Brother Hollis Watkins, for instance, a veteran civil rights activist in Jackson, the Mississippi capital, recalls spending 34 days in jail after attempting to buy a cup of coffee at a “whites only” lunch counter. He says election officials would deny Blacks voting rights through any number of means, such as “ridiculous” tests that required would-be voters to identify how many grains of sand were in a jar.

Voting barriers still exist. Anthony Witherspoon, the mayor of the town of Magnolia, had a stint in jail as a younger man and learned about rules denying the vote to felons and ex-felons; he later successfully challenged the law and regained his right to vote.
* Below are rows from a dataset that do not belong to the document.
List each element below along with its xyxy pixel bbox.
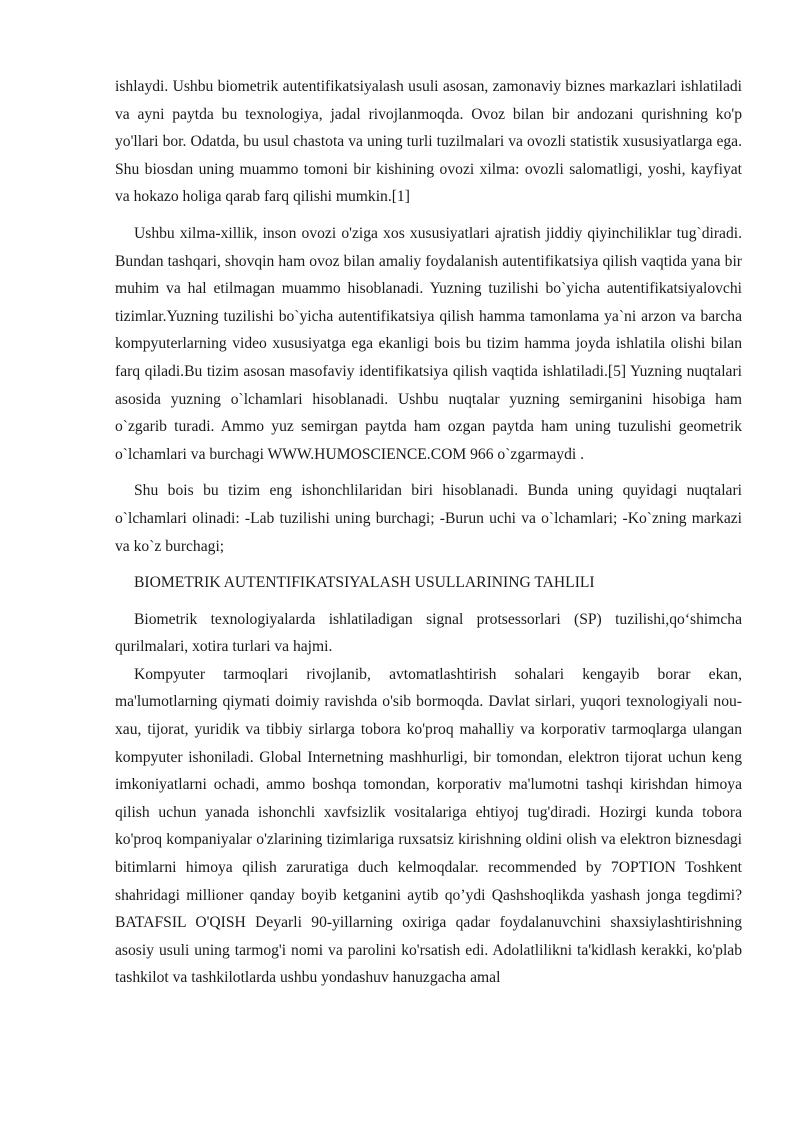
paragraph-face-points: Shu bois bu tizim eng ishonchlilaridan biri hisoblanadi. Bunda uning quyidagi nuqtalari o`lchamlari olinadi: -Lab tuzilishi uning burchagi; -Burun uchi va o`lchamlari; -Ko`zning markazi va ko`z burchagi; (115, 482, 742, 555)
paragraph-voice-authentication: ishlaydi. Ushbu biometrik autentifikatsiyalash usuli asosan, zamonaviy biznes markazlari ishlatiladi va ayni paytda bu texnologiya, jadal rivojlanmoqda. Ovoz bilan bir andozani qurishning ko'p yo'llari bor. Odatda, bu usul chastota va uning turli tuzilmalari va ovozli statistik xususiyatlarga ega. Shu biosdan uning muammo tomoni bir kishining ovozi xilma: ovozli salomatligi, yoshi, kayfiyat va hokazo holiga qarab farq qilishi mumkin.[1] (115, 78, 742, 206)
paragraph-signal-processors: Biometrik texnologiyalarda ishlatiladigan signal protsessorlari (SP) tuzilishi,qo‘shimcha qurilmalari, xotira turlari va hajmi. (115, 610, 742, 656)
section-heading: BIOMETRIK AUTENTIFIKATSIYALASH USULLARINING TAHLILI (134, 574, 595, 592)
document-page (115, 73, 742, 992)
paragraph-face-structure: Ushbu xilma-xillik, inson ovozi o'ziga xos xususiyatlari ajratish jiddiy qiyinchiliklar tug`diradi. Bundan tashqari, shovqin ham ovoz bilan amaliy foydalanish autentifikatsiya qilish vaqtida yana bir muhim va hal etilmagan muammo hisoblanadi. Yuzning tuzilishi bo`yicha autentifikatsiyalovchi tizimlar.Yuzning tuzilishi bo`yicha autentifikatsiya qilish hamma tamonlama ya`ni arzon va barcha kompyuterlarning video xususiyatga ega ekanligi bois bu tizim hamma joyda ishlatila olishi bilan farq qiladi.Bu tizim asosan masofaviy identifikatsiya qilish vaqtida ishlatiladi.[5] Yuzning nuqtalari asosida yuzning o`lchamlari hisoblanadi. Ushbu nuqtalar yuzning semirganini hisobiga ham o`zgarib turadi. Ammo yuz semirgan paytda ham ozgan paytda ham uning tuzulishi geometrik o`lchamlari va burchagi WWW.HUMOSCIENCE.COM 966 o`zgarmaydi . (115, 224, 742, 463)
paragraph-computer-networks: Kompyuter tarmoqlari rivojlanib, avtomatlashtirish sohalari kengayib borar ekan, ma'lumotlarning qiymati doimiy ravishda o'sib bormoqda. Davlat sirlari, yuqori texnologiyali nou-xau, tijorat, yuridik va tibbiy sirlarga tobora ko'proq mahalliy va korporativ tarmoqlarga ulangan kompyuter ishoniladi. Global Internetning mashhurligi, bir tomondan, elektron tijorat uchun keng imkoniyatlarni ochadi, ammo boshqa tomondan, korporativ ma'lumotni tashqi kirishdan himoya qilish uchun yanada ishonchli xavfsizlik vositalariga ehtiyoj tug'diradi. Hozirgi kunda tobora ko'proq kompaniyalar o'zlarining tizimlariga ruxsatsiz kirishning oldini olish va elektron biznesdagi bitimlarni himoya qilish zaruratiga duch kelmoqdalar. recommended by 7OPTION Toshkent shahridagi millioner qanday boyib ketganini aytib qo’ydi Qashshoqlikda yashash jonga tegdimi? BATAFSIL O'QISH Deyarli 90-yillarning oxiriga qadar foydalanuvchini shaxsiylashtirishning asosiy usuli uning tarmog'i nomi va parolini ko'rsatish edi. Adolatlilikni ta'kidlash kerakki, ko'plab tashkilot va tashkilotlarda ushbu yondashuv hanuzgacha amal (115, 665, 742, 987)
But he tells Lemkin that many other Mississippi Blacks with prison records — also called “returning citizens”— still don’t have that right.

“If a person has paid their debt to society … they should have a voice in what happens in their lives,” says Witherspoon. “I’m for full restoration of rights after your time is served … or else just say that you sentenced them for life!”

And Leonard McCloud, an organizer for Mississippi MOVE, worries about African Americans he’s spoken to who feel voting never changes anything in their lives, as well as young people who don’t seem to care about the leaders of the civil rights era or voting. “They’re caught up in the fast life,” he says. “I call it the ‘hip hop generation.’”

“I don’t like to mix religion and politics, but God has to be in the picture somewhere!” McCloud adds. “If we don’t do things with our hearts, with compassion, we are not gonna get things done.”

Lemkin says there’s no early voting in Mississippi, a particular hardship for single parents and young people who may have little flexibility to take time off from work to get to the polls. And whites, he says, who vote overwhelming Republican, hold all statewide elected offices, while Blacks, who vote overwhelming Democratic, earn wins predominantly at local and county levels and only in districts with a majority of African-American voters.

Lemkin says he hopes his exhibit can be an inspiration for people to get involved in efforts to fight voter suppression; information on organizations that do that work will be available at A.P.E.

As he writes in an artist’s statement, “If we care about preserving our democracy, isn’t it time we reflect and act on this simple rule: Treat each other as we would like to be treated? Has this perennial ideal that makes for a vitally functioning society fallen woefully by the wayside? Doesn’t true justice begin here?”